Friday, 24 June 2022

Going out in style

I woke up to news this morning of a thousand deaths from an earthquake in Afghanistan,, and there are thousands more left not only bereaved but homeless. Humanitarian aid is already on the way, and efforts are being made to find a way to release the country's assets held by international banks, frozen since the elected government was ousted by the Taliban. An agreement may be possible to transfer government funds in frozen accounts directly to humanitarian agencies. Let's hope so. There have been more calls for Boris Johnson to resign following the loss of two seats in by-elections this week. He's in Rwanda for a Commonwealth heads of state conference with Prince Charles, flatly refusing to yield. Shameless as ever.

I walked to St Luke's for this morning's funeral. About a hundred people attended, and the coffin of the deceased arrived in style in a an old fashioned hearse drawn by two jet black horses with pink plumes on their heads. As the coffin was processed in, a harpist played welcoming music, a church co-worker led the congregational singing of two hymns, both friends of the lady acting as next of kin. She read a lesson, as did her son. She delivered a superb eulogy friend witnessing to the faith they shared. 

The music played for the departure procession was Abba's 'Dancing Queen'. As soon as it started there were smiles, and many of the congregation began to move with the music, including me. I think that's the first time I've moved to the music in a funeral procession.
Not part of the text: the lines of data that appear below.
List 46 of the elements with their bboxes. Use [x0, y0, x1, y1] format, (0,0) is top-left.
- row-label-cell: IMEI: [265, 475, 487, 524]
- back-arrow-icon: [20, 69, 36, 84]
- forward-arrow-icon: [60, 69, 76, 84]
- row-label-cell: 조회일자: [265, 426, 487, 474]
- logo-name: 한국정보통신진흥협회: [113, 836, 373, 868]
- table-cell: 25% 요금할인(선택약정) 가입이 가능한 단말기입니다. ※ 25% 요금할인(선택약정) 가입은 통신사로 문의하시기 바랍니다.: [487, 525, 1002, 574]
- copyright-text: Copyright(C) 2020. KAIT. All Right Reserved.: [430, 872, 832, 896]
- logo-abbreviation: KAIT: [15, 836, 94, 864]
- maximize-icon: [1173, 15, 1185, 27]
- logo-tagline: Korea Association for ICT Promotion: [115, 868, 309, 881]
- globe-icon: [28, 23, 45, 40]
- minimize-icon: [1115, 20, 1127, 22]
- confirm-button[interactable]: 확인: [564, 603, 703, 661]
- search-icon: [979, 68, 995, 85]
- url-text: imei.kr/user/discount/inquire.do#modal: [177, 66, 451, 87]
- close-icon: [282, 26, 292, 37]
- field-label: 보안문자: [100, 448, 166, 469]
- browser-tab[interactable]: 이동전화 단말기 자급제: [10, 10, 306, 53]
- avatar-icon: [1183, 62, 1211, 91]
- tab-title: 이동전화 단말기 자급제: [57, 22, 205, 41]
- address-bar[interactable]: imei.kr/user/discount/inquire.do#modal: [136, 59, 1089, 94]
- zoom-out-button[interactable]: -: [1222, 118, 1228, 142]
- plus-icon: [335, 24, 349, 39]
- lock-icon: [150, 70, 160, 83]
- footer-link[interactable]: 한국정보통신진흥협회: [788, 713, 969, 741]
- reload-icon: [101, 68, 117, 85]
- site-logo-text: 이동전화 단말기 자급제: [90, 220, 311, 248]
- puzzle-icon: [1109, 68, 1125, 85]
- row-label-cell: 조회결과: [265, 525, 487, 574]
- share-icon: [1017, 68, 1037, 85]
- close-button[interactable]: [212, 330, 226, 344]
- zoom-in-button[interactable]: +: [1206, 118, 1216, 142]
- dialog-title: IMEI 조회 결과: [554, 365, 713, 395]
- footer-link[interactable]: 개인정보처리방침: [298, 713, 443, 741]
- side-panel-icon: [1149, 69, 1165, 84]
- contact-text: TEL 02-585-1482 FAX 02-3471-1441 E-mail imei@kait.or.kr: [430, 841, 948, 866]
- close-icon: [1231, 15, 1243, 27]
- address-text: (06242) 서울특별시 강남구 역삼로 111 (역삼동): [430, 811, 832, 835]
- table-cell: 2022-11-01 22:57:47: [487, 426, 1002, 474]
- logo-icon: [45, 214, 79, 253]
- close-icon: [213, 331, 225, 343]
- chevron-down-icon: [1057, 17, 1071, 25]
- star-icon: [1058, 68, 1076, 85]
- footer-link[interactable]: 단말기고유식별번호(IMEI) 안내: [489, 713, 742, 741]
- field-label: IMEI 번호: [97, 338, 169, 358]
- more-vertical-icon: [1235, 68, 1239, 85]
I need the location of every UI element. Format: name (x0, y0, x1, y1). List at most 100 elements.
At one moment I thought the bearers were going to catch up on me, and I had to had to do a double step to keep my distance. I was given a lift to Western Cemetery in a car. The return ride was in the back of the extra hearse that accompanied the horse drawn one to carry flowers rather than cram them all in the smaller horse drawn one. One of the drivers told me that the empty hearse travelling ahead of the horse drawn one also drew attention of other motorists to the coming cortege, a prudent message to avoid careless motorists spooking the horses.
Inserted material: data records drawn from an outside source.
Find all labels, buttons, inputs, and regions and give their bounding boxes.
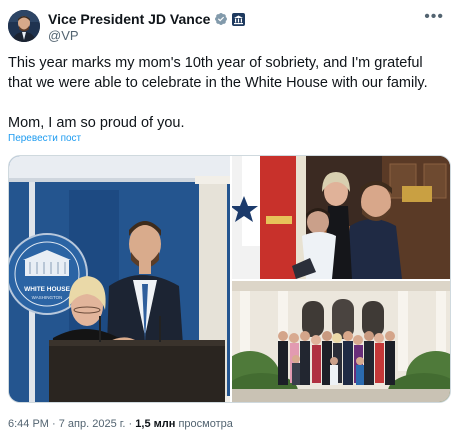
- post-meta: 6:44 PM · 7 апр. 2025 г. · 1,5 млн просм…: [8, 418, 233, 430]
- seal-text-line2: WASHINGTON: [32, 295, 63, 300]
- post-time[interactable]: 6:44 PM: [8, 418, 49, 430]
- government-badge-icon[interactable]: [232, 12, 246, 26]
- author-handle[interactable]: @VP: [48, 28, 79, 43]
- meta-separator-2: ·: [125, 418, 136, 430]
- more-options-icon[interactable]: •••: [424, 8, 444, 26]
- translate-post-link[interactable]: Перевести пост: [8, 133, 81, 144]
- views-count: 1,5 млн: [135, 418, 176, 430]
- post-paragraph-2: Mom, I am so proud of you.: [8, 115, 185, 131]
- photo-family-hug[interactable]: [232, 156, 450, 279]
- media-grid: WHITE HOUSE WASHINGTON: [8, 155, 451, 403]
- photo-press-briefing[interactable]: WHITE HOUSE WASHINGTON: [9, 156, 230, 402]
- author-name[interactable]: Vice President JD Vance: [48, 11, 210, 27]
- avatar[interactable]: [8, 10, 40, 42]
- post-paragraph-1: This year marks my mom's 10th year of so…: [8, 55, 428, 91]
- views-label: просмотра: [178, 418, 233, 430]
- tweet: Vice President JD Vance @VP ••• This yea…: [0, 0, 456, 440]
- post-text: This year marks my mom's 10th year of so…: [8, 53, 448, 133]
- verified-badge-icon[interactable]: [214, 12, 228, 26]
- seal-text-line1: WHITE HOUSE: [24, 286, 71, 293]
- photo-family-group[interactable]: [232, 281, 450, 402]
- author-name-row: Vice President JD Vance: [48, 10, 246, 28]
- meta-separator: ·: [48, 418, 59, 430]
- post-date[interactable]: 7 апр. 2025 г.: [59, 418, 126, 430]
I got home just in time for lunch. There was a call while I was out with an urgent request to celebrate the Eucharist at St Michael's Whitchurch Road on Sunday, as both Caroline and Meg, the priests there have gone down with covid. I won't have to prepare a sermon as one of the Parish readers is preaching. It will be the first time I've been there since I retired n 2010. St Michael's was one of the churches under my care in the Central Cardiff Team Ministry, though it normally had a priest of its own, and I'd go there on rotation a few times each quarter. Caroline's husband Glyn briefed me and wondered if covid had reached them through the church congregation. So much for returning to sharing the chalice.
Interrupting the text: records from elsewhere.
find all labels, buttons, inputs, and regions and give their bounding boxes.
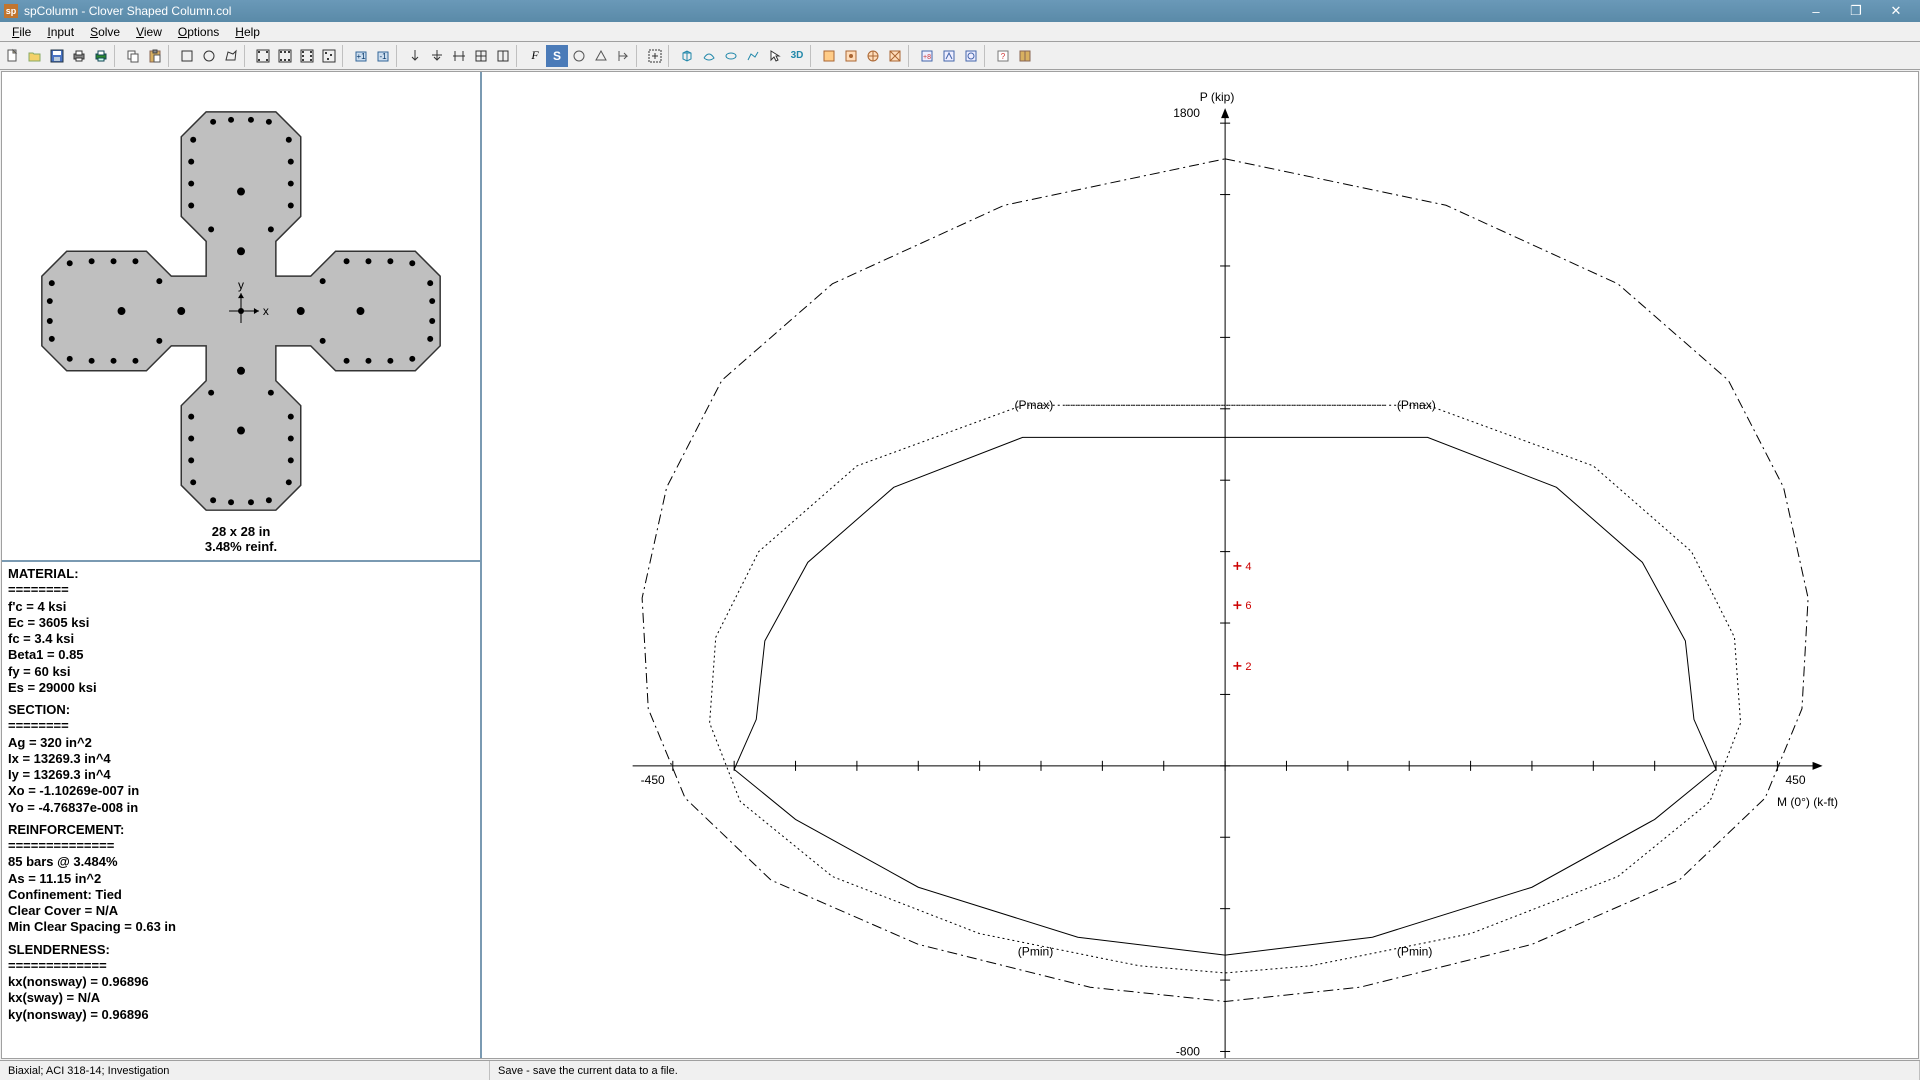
toolbar-open[interactable]	[24, 45, 46, 67]
titlebar: sp spColumn - Clover Shaped Column.col –…	[0, 0, 1920, 22]
axis-y-label: y	[238, 278, 244, 292]
toolbar-solve-tri[interactable]	[590, 45, 612, 67]
toolbar-print-color[interactable]	[90, 45, 112, 67]
svg-text:M (0°) (k-ft): M (0°) (k-ft)	[1777, 795, 1838, 809]
toolbar-copy[interactable]	[122, 45, 144, 67]
toolbar-bars-sides[interactable]	[296, 45, 318, 67]
results-text-panel[interactable]: MATERIAL: ======== f'c = 4 ksi Ec = 3605…	[2, 562, 480, 1058]
toolbar-manual[interactable]	[1014, 45, 1036, 67]
svg-text:(Pmin): (Pmin)	[1397, 945, 1432, 959]
toolbar-solve-f[interactable]: F	[524, 45, 546, 67]
svg-text:2: 2	[1245, 661, 1251, 673]
toolbar-opt-3[interactable]	[862, 45, 884, 67]
svg-text:+1: +1	[356, 52, 366, 61]
menu-view[interactable]: View	[128, 23, 170, 41]
menu-input[interactable]: Input	[39, 23, 82, 41]
toolbar-bars-irregular[interactable]	[318, 45, 340, 67]
toolbar-load-1[interactable]	[404, 45, 426, 67]
toolbar-paste[interactable]	[144, 45, 166, 67]
toolbar-view-pm[interactable]	[698, 45, 720, 67]
svg-text:(Pmax): (Pmax)	[1397, 398, 1436, 412]
toolbar-solve-circle[interactable]	[568, 45, 590, 67]
svg-text:450: 450	[1785, 773, 1805, 787]
toolbar-circle-section[interactable]	[198, 45, 220, 67]
toolbar-plus[interactable]: +1	[350, 45, 372, 67]
toolbar-load-2[interactable]	[426, 45, 448, 67]
toolbar-bars-all[interactable]	[252, 45, 274, 67]
section-view[interactable]: x y 28 x 28 in 3.48% reinf.	[2, 72, 480, 562]
menu-solve[interactable]: Solve	[82, 23, 128, 41]
statusbar: Biaxial; ACI 318-14; Investigation Save …	[0, 1060, 1920, 1080]
toolbar-print[interactable]	[68, 45, 90, 67]
toolbar-res-2[interactable]	[938, 45, 960, 67]
toolbar-load-4[interactable]	[470, 45, 492, 67]
menu-help[interactable]: Help	[227, 23, 268, 41]
toolbar-minus[interactable]: -1	[372, 45, 394, 67]
svg-text:1800: 1800	[1173, 106, 1200, 120]
axis-x-label: x	[263, 304, 269, 318]
status-right: Save - save the current data to a file.	[490, 1061, 1920, 1080]
toolbar-solve-s[interactable]: S	[546, 45, 568, 67]
toolbar-view-3d-text[interactable]: 3D	[786, 45, 808, 67]
svg-text:(Pmin): (Pmin)	[1018, 945, 1053, 959]
section-header: SECTION:	[8, 702, 474, 718]
app-icon: sp	[4, 4, 18, 18]
reinforcement-header: REINFORCEMENT:	[8, 822, 474, 838]
toolbar-view-zoom[interactable]	[644, 45, 666, 67]
svg-text:4: 4	[1245, 561, 1251, 573]
toolbar-help[interactable]: ?	[992, 45, 1014, 67]
minimize-button[interactable]: –	[1796, 0, 1836, 22]
toolbar-rect-section[interactable]	[176, 45, 198, 67]
svg-text:P (kip): P (kip)	[1200, 90, 1235, 104]
toolbar-view-mm[interactable]	[720, 45, 742, 67]
toolbar: +1 -1 F S 3D +8 ?	[0, 42, 1920, 70]
toolbar-view-3d[interactable]	[676, 45, 698, 67]
toolbar-view-cursor[interactable]	[764, 45, 786, 67]
menubar: File Input Solve View Options Help	[0, 22, 1920, 42]
close-button[interactable]: ✕	[1876, 0, 1916, 22]
toolbar-opt-1[interactable]	[818, 45, 840, 67]
toolbar-opt-4[interactable]	[884, 45, 906, 67]
status-left: Biaxial; ACI 318-14; Investigation	[0, 1061, 490, 1080]
toolbar-new[interactable]	[2, 45, 24, 67]
svg-text:-800: -800	[1176, 1044, 1200, 1058]
window-title: spColumn - Clover Shaped Column.col	[24, 4, 1796, 18]
slenderness-header: SLENDERNESS:	[8, 942, 474, 958]
interaction-diagram[interactable]: P (kip)1800 -800 -450 450 M (0°) (k-ft) (Pmax…	[482, 72, 1918, 1058]
toolbar-bars-equal[interactable]	[274, 45, 296, 67]
toolbar-opt-2[interactable]	[840, 45, 862, 67]
toolbar-load-3[interactable]	[448, 45, 470, 67]
workspace: x y 28 x 28 in 3.48% reinf. MATERIAL: ==…	[1, 71, 1919, 1059]
svg-text:6: 6	[1245, 600, 1251, 612]
svg-text:?: ?	[1001, 52, 1006, 61]
section-caption: 28 x 28 in 3.48% reinf.	[2, 524, 480, 554]
svg-text:-450: -450	[641, 773, 665, 787]
toolbar-res-3[interactable]	[960, 45, 982, 67]
svg-text:-1: -1	[379, 52, 387, 61]
menu-file[interactable]: File	[4, 23, 39, 41]
maximize-button[interactable]: ❐	[1836, 0, 1876, 22]
toolbar-save[interactable]	[46, 45, 68, 67]
svg-text:+8: +8	[923, 54, 931, 61]
toolbar-view-km[interactable]	[742, 45, 764, 67]
svg-text:(Pmax): (Pmax)	[1014, 398, 1053, 412]
toolbar-load-5[interactable]	[492, 45, 514, 67]
material-header: MATERIAL:	[8, 566, 474, 582]
toolbar-solve-end[interactable]	[612, 45, 634, 67]
toolbar-res-1[interactable]: +8	[916, 45, 938, 67]
toolbar-irregular-section[interactable]	[220, 45, 242, 67]
menu-options[interactable]: Options	[170, 23, 227, 41]
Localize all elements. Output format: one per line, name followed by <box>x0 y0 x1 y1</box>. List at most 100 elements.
Sarah, a neighbour living across the street asked for help to wipe an old computer so it could go to a specialised charity for re-homing old devices. It was Dell desktop machine, ten years old, running Windows 7, quite sprightly for its age, but then it wasn't connected to the internet, which in my experience tends to slow things down a bit, as the device is always checking, calling servers linked to programs in use, 

Sarah's MS Office 365 sub had run out, and she wanted to know if she could get by without it. I pointed her to the OneDrive web app version, which seems to be useable without payment. I suspect some of its more sophisticated features are missing, but it's OK to use for basic tasks. She has a new laptop that she's getting used to, and hadn't yet logged into her existing OneDrive account, so that it would sync with her laptop. I was able to help her with this. She was still a little puzzled by the device which had updated to Windows 11 and changed the look of the user interface. It seemed to be running a bit slow for a two year old machine with a solid state hard drive and eight gigs or RAM, and Ryzen chipset, just like mine. I learned that the house internet connection wasn't all that fast. It really shows, and affects the performance of an otherwise spritely device.

I  was left tired by the morning's ministrations, and found I needed a sleep again after lunch to freshen me up before a walk in the park. After supper I watched the first episode in a second series of 'Coroner', a Canadian production. Then the first in a new series called 'Rig 45 - Murder at Sea' a whodunnit on a North Sea oil rig, and Anglo-Norwegian production. In both cases, dialogue was mumbled and hard to follow, even with the sound turned up extra loud. It's a recipe for boredom if the storyline isn't that easy to follow.